Dziewczyny współczuje Wam tak późnych powrotów mężów Waszych. Ja to się na mojego denerwuje jak wraca kolo 19 bądź później, a zdarza się to od czasu do czasu. Ale zazwyczaj o 17 jest w domu, a wychodzi 5:30 rano :) Ale czasami jest to siła wyższa, albo praca, która nie może być odłożona na potem, bądź właśnie lepszy zarobek. Ważne by chociaż trochę czasu spędzić wspólnie :)

edit a co ciekawego Twój mąż projektuje? :-)

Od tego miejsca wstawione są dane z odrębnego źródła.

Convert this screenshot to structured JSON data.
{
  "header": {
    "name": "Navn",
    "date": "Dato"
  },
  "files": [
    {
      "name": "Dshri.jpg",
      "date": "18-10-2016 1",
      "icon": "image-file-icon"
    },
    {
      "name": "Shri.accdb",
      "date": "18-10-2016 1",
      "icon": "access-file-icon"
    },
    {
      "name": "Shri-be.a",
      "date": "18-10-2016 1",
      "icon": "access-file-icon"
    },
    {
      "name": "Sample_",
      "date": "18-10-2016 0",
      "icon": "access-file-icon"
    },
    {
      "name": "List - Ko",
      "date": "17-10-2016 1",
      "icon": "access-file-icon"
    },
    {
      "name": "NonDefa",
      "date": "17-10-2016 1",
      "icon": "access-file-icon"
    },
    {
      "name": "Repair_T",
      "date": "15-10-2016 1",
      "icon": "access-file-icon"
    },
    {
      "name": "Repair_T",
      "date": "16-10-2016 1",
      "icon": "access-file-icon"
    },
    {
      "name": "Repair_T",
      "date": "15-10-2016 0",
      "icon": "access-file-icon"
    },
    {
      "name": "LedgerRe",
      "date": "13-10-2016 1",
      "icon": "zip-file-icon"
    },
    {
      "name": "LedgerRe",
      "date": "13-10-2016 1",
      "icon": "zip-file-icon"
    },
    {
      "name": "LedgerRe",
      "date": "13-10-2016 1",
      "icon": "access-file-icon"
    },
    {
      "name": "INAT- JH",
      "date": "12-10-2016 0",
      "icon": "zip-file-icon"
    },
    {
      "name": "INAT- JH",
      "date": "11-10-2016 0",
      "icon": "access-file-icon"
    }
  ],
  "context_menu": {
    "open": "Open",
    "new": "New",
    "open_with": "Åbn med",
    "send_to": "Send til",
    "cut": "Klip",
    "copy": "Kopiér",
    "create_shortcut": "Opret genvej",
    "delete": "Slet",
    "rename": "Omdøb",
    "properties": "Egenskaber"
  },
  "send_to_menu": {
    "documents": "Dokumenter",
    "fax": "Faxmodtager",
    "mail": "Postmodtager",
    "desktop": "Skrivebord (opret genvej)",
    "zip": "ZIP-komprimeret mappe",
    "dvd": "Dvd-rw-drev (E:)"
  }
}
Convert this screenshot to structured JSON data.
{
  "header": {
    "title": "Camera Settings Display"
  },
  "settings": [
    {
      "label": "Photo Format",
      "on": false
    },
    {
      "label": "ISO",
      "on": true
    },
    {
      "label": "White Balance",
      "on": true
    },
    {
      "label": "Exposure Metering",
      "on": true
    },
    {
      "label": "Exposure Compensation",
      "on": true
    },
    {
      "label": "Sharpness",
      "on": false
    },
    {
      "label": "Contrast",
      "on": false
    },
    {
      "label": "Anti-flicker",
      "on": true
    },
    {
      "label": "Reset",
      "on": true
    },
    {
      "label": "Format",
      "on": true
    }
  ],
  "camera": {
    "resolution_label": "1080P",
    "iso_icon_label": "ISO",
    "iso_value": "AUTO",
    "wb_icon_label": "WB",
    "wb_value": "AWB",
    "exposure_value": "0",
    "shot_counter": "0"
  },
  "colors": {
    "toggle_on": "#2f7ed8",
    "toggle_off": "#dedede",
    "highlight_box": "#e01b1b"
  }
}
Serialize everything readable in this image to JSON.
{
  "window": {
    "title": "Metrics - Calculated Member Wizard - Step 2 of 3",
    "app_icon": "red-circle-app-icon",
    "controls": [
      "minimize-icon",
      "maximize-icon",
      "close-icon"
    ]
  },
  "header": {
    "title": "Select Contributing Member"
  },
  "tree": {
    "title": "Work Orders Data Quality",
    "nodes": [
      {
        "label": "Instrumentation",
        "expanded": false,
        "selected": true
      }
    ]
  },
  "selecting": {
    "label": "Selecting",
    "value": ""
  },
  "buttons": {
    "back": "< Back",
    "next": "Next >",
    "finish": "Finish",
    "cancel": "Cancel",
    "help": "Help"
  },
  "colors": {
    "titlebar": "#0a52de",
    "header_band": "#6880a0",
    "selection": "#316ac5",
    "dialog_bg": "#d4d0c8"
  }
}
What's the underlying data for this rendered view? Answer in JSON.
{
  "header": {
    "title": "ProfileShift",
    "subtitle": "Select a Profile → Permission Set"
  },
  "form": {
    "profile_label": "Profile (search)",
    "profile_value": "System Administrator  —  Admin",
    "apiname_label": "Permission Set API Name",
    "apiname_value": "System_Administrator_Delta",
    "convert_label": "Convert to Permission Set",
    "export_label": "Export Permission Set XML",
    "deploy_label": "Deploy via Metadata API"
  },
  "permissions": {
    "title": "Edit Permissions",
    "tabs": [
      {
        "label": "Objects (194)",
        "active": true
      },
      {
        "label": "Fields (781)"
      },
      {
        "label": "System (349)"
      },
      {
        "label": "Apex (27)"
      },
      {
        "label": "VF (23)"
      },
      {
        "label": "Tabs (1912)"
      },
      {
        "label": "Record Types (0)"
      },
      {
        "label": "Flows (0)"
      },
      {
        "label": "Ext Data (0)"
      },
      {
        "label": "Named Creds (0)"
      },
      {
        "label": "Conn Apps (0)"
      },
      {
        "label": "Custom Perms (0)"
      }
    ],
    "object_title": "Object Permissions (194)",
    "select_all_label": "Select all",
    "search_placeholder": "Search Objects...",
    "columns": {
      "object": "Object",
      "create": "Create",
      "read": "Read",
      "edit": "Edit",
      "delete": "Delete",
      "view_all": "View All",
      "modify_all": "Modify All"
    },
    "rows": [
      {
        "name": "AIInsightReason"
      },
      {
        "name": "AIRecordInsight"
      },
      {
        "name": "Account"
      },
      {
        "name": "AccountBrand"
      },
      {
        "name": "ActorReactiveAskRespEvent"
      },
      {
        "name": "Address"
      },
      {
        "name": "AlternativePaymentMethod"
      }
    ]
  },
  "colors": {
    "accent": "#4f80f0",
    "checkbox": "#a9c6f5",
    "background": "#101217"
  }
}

Mnie zgaga nie męczy, jeszcze nigdy nie miałam. A ruchów dalej jeszcze nie czuję i trochę Wam zazdroszczę :p:p
 
reklama
z ta samotnością to u mnie jest podobnie, maz wraca z pracy po 18 a ja całymi dniami siedzę w domu praktycznie sama bo nie mam tutaj rodziny ani znajomych i powiem Wam, ze zaczynam juz mieć dosyc, świra dostaje od tego siedzenia w domu, dobrze, ze mam córkę to jakos mi czas leci na odrabianiu z nia lekcji, zaprowadzania na zajęcia dodatkowe itd.
Z mężem pojęliśmy decyzje po moich naciskach, ze w przyszłe wakacje wracamy do Wrocławia, juz przerabiałam wychowywanie dziecka bez niczyjej pomocy i z drugim sie na to nie pisze bo jest cholernie cieżko. Poza tym mamy juz oboje dosyć i chcemy wracać na stare śmieci, tez mamy duży kredyt ale juz uzbieraliśmy na jego spłatę w razie czego wiec mam nadzieje, ze jakos sobie poradzimy.

Co do zgagi to tez często mnie nawiedza, w pierwszej ciazy nie miałam natomiast ani razu.

dziewcżywy czy Wy tez macie takie dni, ze na nic nie macie siły i generalnie słabo sie czujecie? ja od kilku dni muszę sie kłaść na godzinkę w ciagu dnia bo inaczej padam na twarz.